7 novembre 1917 : Révolution d’Octobre (25 octobre en calendrier julien), le coup d’Etat des Bolchéviks à Pétrograd. En URSS jadis, et encore maintenant au moins en Biélorussie, c’est un jour férié.

8 novembre 1942 : Débarquement allié en Afrique du Nord (Operation « Torch »). Une date peut-être plus importante dans l’Histoire de France que dans celle de la 2ème Guerre Mondiale.

9 novembre 1970 : Décès de Charles de Gaulle.

Nuit du 9 au 10 novembre 1989 : Chute du Mur de Berlin.

Nuit du 9 au 10 novembre 1938 : La Nuit de Cristal — dans tout le Reich, et notamment à Berlin.

11 novembre 1918 : Armistice de la Première Guerre Mondiale.

Choisir de parler de l’un plutôt que de l’autre est moins innocent qu’il n’y parait.

Écartons l’argument mathématique bête : on privilégie l’événement dont le nombre d’années d’ancienneté est un chiffre rond : dix ans, vingt ans, cinquante ans, à la rigueur vingt-cinq. Trop facile.

On commémore ce qu’on choisit de commémorer. Ce qu’on commémore, ce qu’on choisit de commémorer, comment on le commémore, en dit beaucoup sur ce qu’on est, ici et maintenant. Et peut-être plus que sur ce qu’on commémore, paradoxalement.

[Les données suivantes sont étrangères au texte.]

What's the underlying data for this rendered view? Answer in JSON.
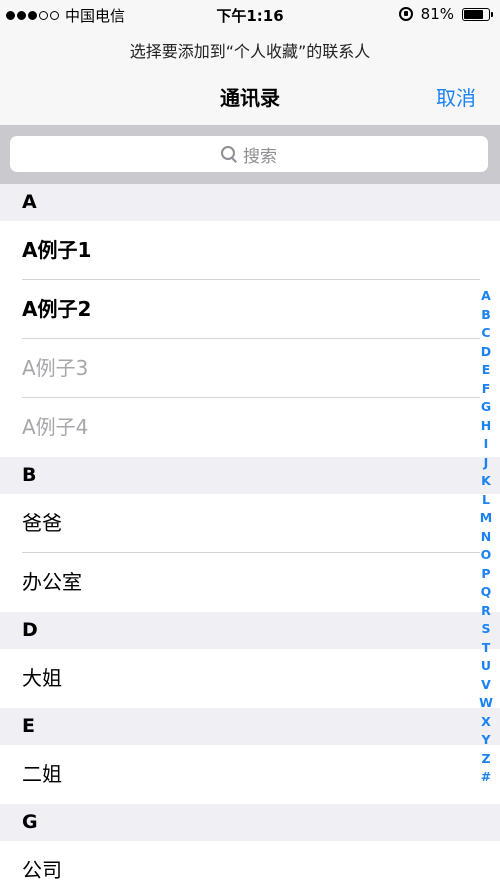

Commémorer, c’est choisir. Au présent.

La nuit du 9 au 10 novembre est à cet égard presque caricatural : parle-t-on de l’immense espoir, de la magnifique émotion née de la chute pacifique du Mur de Berlin, sans effusion de sang, sans un coup de feu — ou parle-t-on du carnage de la Nuit de Cristal, peut-être le plus grand pogrom de l’Histoire, des dizaines de morts, des centaines de blessés, des milliers de déportés et de traumatisés ? Parle-t-on de l’espérance de 1989 ou de la désespérance de 1938 ? C’est le même pays ! Assumez !

Qui a entendu parler aujourd’hui, vendredi 7 novembre 2014, du 97ème anniversaire de la Révolution d’Octobre ? Jour jadis connu comme le premier des « Dix Jours qui ébranlèrent le monde« . Ou, pour reprendre le titre d’un volume de Jules Romains, « Cette grande lueur à l’Est » ? Selon Google News, avec les réserves que cela suppose, aucun média français n’a dit un mot là-dessus. Comme s’il fallait nier l’Histoire, et notamment tout ce qui peut faire ombre à l’idéologie dominante. L’Union Soviétique a existé. L’Union Soviétique a représenté un immense espoir pour des millions de gens, tout en étant un enfer pour des millions d’autres gens — et parfois les mêmes. Ça fait partie de l’Histoire ! Assumez !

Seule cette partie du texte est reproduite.